While many marketers continue to determine success rates solely by clickstream or “eyeball” data–tracked by offer, list segment and campaign type–others have moved to real-time tracking and reporting, Regina Brady, vice president of strategies and partnerships for FloNetwork said yesterday during a presentation titled “Advanced E-Mail Marketing: Tips, Techniques and Capabilities.”

In addition, these marketers are turning to desktop campaign deployment, database management and integration and flexible delivery options such as time of day and multiple e-mail formats.

According to Brady, marketers are now capturing and tracking bounces, invalid addresses, pass-along rates and transactional data on a list-by-list and even name-by-name basis.

From there, marketers are generating segments of lists to market to customers more effectively, she added. For example, narrow-casting, based on the newly captured definable criteria, allows marketers to target by RFM or geography. Other new technologies allow marketers to compose variations of the same e-mail message to reach different market segments.

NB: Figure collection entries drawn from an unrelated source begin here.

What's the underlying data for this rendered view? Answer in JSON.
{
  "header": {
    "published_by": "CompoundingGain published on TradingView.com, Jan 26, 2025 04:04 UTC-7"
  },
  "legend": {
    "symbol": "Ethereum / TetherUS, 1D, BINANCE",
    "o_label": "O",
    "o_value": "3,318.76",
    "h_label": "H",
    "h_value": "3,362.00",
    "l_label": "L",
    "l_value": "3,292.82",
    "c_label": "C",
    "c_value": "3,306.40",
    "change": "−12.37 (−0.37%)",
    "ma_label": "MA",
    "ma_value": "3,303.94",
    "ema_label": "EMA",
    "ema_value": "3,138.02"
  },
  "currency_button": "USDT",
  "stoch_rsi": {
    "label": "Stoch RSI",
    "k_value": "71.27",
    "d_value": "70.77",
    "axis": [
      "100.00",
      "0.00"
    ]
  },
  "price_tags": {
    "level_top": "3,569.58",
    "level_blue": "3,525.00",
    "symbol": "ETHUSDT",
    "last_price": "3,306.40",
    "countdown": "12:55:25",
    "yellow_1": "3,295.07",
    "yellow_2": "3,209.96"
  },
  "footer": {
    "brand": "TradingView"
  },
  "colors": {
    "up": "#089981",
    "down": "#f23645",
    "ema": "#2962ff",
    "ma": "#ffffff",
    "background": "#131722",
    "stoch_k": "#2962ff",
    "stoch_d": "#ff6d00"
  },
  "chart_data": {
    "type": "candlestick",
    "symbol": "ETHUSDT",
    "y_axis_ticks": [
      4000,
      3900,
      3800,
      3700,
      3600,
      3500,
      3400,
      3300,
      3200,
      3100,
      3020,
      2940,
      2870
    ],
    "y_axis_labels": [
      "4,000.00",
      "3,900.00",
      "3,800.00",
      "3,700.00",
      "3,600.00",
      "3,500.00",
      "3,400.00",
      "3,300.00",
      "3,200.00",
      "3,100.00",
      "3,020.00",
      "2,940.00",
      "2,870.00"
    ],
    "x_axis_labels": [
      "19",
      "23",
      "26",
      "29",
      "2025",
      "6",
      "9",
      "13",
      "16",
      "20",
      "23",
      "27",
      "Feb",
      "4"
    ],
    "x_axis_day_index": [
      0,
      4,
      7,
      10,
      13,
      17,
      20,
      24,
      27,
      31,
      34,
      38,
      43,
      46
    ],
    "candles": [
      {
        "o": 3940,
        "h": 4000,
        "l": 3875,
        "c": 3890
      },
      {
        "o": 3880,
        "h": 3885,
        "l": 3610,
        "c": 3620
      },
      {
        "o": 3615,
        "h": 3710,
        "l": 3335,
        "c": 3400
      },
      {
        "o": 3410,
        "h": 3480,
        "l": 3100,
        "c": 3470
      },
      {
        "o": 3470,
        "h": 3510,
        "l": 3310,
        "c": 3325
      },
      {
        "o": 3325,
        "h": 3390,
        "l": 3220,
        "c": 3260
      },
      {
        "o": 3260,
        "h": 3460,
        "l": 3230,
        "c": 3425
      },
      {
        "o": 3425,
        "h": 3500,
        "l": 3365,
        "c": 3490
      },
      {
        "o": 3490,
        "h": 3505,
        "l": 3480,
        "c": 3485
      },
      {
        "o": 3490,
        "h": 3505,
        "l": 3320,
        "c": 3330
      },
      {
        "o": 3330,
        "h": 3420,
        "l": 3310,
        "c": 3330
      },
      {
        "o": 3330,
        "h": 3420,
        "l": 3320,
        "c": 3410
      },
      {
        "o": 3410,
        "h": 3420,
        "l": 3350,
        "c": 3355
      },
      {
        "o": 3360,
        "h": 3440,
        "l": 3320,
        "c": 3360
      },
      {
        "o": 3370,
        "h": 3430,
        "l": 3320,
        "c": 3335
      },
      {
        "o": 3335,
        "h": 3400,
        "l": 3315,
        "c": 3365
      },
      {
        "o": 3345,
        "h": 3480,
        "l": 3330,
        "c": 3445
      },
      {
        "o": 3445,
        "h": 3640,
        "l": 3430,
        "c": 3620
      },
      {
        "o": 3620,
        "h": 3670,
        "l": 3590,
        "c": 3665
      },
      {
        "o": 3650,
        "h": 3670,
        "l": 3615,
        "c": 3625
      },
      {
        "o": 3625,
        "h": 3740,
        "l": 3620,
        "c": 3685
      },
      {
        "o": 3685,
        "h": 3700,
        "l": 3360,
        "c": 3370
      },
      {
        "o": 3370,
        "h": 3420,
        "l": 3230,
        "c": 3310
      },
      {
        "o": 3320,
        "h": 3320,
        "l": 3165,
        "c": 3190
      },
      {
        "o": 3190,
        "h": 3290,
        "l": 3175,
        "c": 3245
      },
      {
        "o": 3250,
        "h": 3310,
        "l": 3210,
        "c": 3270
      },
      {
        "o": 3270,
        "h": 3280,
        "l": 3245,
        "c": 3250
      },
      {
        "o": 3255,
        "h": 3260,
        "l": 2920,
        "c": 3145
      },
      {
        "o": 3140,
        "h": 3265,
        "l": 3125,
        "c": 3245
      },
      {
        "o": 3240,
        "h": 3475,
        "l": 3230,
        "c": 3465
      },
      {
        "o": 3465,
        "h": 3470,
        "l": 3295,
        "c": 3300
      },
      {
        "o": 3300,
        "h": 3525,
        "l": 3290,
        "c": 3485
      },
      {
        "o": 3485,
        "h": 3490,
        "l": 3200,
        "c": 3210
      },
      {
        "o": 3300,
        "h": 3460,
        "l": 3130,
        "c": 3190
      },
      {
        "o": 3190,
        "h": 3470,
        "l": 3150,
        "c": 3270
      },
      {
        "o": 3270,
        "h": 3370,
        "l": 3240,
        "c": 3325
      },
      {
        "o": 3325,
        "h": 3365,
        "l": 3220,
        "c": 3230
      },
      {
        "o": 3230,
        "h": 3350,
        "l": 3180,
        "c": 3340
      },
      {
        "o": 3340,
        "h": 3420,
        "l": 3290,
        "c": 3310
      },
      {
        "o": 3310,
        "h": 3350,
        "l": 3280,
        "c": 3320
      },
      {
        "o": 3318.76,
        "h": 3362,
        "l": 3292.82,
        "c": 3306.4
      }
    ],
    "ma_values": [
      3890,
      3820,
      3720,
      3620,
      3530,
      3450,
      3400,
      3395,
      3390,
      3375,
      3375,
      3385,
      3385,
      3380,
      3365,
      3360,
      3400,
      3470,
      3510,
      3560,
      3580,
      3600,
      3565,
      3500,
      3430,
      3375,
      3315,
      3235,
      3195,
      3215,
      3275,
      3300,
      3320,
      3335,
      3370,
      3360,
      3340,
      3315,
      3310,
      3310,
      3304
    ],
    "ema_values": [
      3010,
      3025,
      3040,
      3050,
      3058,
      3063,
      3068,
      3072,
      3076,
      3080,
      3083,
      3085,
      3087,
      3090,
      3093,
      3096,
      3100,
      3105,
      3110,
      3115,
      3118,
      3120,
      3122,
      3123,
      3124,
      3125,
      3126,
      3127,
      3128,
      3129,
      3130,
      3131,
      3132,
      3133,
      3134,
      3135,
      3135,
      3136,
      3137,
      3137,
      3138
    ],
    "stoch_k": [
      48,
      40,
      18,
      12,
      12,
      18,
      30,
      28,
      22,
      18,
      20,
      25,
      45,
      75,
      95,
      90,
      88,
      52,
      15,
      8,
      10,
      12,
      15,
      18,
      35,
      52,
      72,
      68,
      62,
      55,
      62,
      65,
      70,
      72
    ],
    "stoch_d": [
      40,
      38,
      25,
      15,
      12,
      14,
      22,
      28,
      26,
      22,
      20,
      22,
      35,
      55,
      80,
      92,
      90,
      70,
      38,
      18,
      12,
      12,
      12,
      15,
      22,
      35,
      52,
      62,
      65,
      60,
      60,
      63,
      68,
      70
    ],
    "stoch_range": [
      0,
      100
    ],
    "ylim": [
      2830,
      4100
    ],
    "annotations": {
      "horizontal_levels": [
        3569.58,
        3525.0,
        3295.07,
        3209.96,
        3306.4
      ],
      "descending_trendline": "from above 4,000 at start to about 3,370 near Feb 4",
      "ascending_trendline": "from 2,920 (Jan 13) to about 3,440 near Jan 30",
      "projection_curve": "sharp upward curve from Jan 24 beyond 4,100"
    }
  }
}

She offered a case study of a client that wanted to raise awareness for a conference and position that conference as different from others in its field. The client employed a rich media format-graphics enhanced with motion and stereo sound–with pass-along tracking capability. The result was an 85% click-through rate and a 16.5% pass-along rate.

In addition she offered the following statistics:

* Marketers captured a 3.5% click-through rate when e-mailing to a rented e-mail file vs. 10% when targeting the house e-mail file.

* Purchase rates were 2% for the rental file vs. 2.5% for the house file (3.9% for direct mail to the house file).

* Cost per sale was $286 for the rental file compared to $2 for the house file ($18 for direct mail).

* Companies that outsourced received a 64% response rate compared to 36% for those that did not.

* Companies that outsourced received a 10% click-through vs. 9% for those that did not.

* A 6% purchase rate was obtained by those that outsourced vs. 1.4% for those that did not.

During the same session John Lawlor, president of Boca Raton-based EmailChannel.com said that e-mail marketing is now a business sector.

As a testament to that Lawlor said that last year 15 companies in the e-mail sector went public with a total net worth of $17 billion.

He said that a downside to the huge boom in e-mail marketing is that consumers are starting to feel inundated with e-mail, reflected by the fact that response rates are dropping. He said that 20% of e-mail received is commercial, split evenly between spam and permission-based transmissions and that 240 billion messages will be e-mailed by 2003.